Consideram-se recursos disponíveis para a abertura de créditos especiais e suplementares:

 

I - o superávit financeiro apurado em balanço patrimonial do exercício anterior;

II - os provenientes do excesso de arrecadação;

III - os resultantes de anulação parcial ou total de dotações orçamentárias ou de créditos adicionais, autorizados em lei; e

IV - o produto de operações de créditos autorizadas em forma que juridicamente possibilite ao Poder Executivo realizá-las.

 

Consoante o art. 43, § 2º, da Lei nº 4.320/64, "entende-se por superávit financeiro a diferença positiva entre o ativo financeiro e o passivo financeiro, conjugando-se, ainda, os saldos de créditos adicionais transferidos e as operações de crédito a eles vinculada". Por exemplo, se o ativo financeiro fosse R$ 100 e o passivo R$ 80, teríamos um saldo positivo de R$ 20; se no exercício fossem reabertos R$ 12 de créditos adicionais teríamos que subtrair esse valor de R$ 20, resultando 8 disponível, se, além disso, houvesse R$ 5 de operações de crédito vinculados a esses créditos reabertos, ainda a realizar teríamos que somá-los aos R$ 8, resultando o superávit financeiro apurado de R$ 13, valor do recurso disponível líquido;

 

A concessão de vantagem, criação de cargos, alteração de carreiras, admissão de pessoal será feita somente se houver dotação orçamentária suficiente e autorização na LDO (salvo no caso das empresas públicas e sociedades de economia mista).

 

Os créditos adicionais são votados nas duas casas, na forma do regimento comum, por maioria simples. As propostas de alteração (créditos) devem ser compatíveis com o PPA, LDO, com a correção de erros e omissões ou relacionadas com o texto, indicados os recursos (que só podem ser provenientes de anulação de despesas), excluídas os (as):

 

·         Dotações de pessoal e encargos

·         Serviço da dívida

·         Transferências constitucionais Estados, Municípios DF.

 

O Decreto nº 90.313/84 determina em seu art. 2º que a publicação das autorizações de créditos adicionais serão feitas até 30 de novembro. Na verdade, observa-se que esse prazo dificilmente é cumprido, em função de situações anormais que ocorrem dentro do exercício financeiro.
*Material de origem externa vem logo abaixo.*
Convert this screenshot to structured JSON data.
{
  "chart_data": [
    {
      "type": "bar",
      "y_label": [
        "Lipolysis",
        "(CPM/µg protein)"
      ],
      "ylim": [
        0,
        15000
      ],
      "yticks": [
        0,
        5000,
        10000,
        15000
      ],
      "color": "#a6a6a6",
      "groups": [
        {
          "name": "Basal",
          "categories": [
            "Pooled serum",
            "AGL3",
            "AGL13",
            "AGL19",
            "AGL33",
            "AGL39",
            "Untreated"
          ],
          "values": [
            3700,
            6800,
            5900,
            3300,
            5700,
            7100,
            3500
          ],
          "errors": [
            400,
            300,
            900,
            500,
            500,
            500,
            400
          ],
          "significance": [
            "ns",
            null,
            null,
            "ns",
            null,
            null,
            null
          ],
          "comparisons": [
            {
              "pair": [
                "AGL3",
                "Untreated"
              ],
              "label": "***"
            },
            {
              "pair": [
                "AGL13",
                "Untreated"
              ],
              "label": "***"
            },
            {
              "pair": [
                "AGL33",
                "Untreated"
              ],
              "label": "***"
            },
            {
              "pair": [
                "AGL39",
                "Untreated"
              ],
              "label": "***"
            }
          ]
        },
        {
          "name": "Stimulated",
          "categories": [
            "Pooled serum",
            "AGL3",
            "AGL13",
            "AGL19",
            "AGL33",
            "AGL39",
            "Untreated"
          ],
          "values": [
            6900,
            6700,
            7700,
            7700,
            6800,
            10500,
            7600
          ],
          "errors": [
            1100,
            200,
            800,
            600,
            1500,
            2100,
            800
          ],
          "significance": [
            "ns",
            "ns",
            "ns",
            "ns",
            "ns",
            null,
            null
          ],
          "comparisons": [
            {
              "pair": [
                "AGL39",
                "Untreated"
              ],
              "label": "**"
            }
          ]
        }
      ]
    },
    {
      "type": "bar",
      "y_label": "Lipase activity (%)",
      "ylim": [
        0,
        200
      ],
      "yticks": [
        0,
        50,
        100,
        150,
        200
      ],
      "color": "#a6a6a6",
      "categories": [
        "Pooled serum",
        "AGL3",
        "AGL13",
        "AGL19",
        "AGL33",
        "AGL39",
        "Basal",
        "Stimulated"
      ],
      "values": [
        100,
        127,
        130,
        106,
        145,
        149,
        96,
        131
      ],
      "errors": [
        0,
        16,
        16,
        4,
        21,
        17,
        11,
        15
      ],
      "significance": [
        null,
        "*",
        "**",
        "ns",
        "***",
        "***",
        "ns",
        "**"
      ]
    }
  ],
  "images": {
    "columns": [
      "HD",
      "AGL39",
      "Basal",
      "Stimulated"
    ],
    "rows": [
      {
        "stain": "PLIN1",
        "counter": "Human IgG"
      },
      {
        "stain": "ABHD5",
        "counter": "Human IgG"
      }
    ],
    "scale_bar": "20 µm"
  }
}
A idéia do legislador quando da fixação dessa data foi a de dar um prazo exeqüível para a execução e controle do orçamento-programa, mas que em função das injunções políticas e Administrativas a que estamos sujeitos isso não ocorre.

 

 

Bibliografias:

 

Brasil - Ministério do Planejamento e Orçamento – Secretaria de Orçamento Federal. Manual Técnico de Orçamento – MTO-02. Brasília, IN, 1996.

 

Giacomoni, James. Orçamento Público. São Paulo, Atlas, 1996.

 

Brasil – Senado Federal.Constituição da República Federativa do Brasil. Brasília, IN, 1988.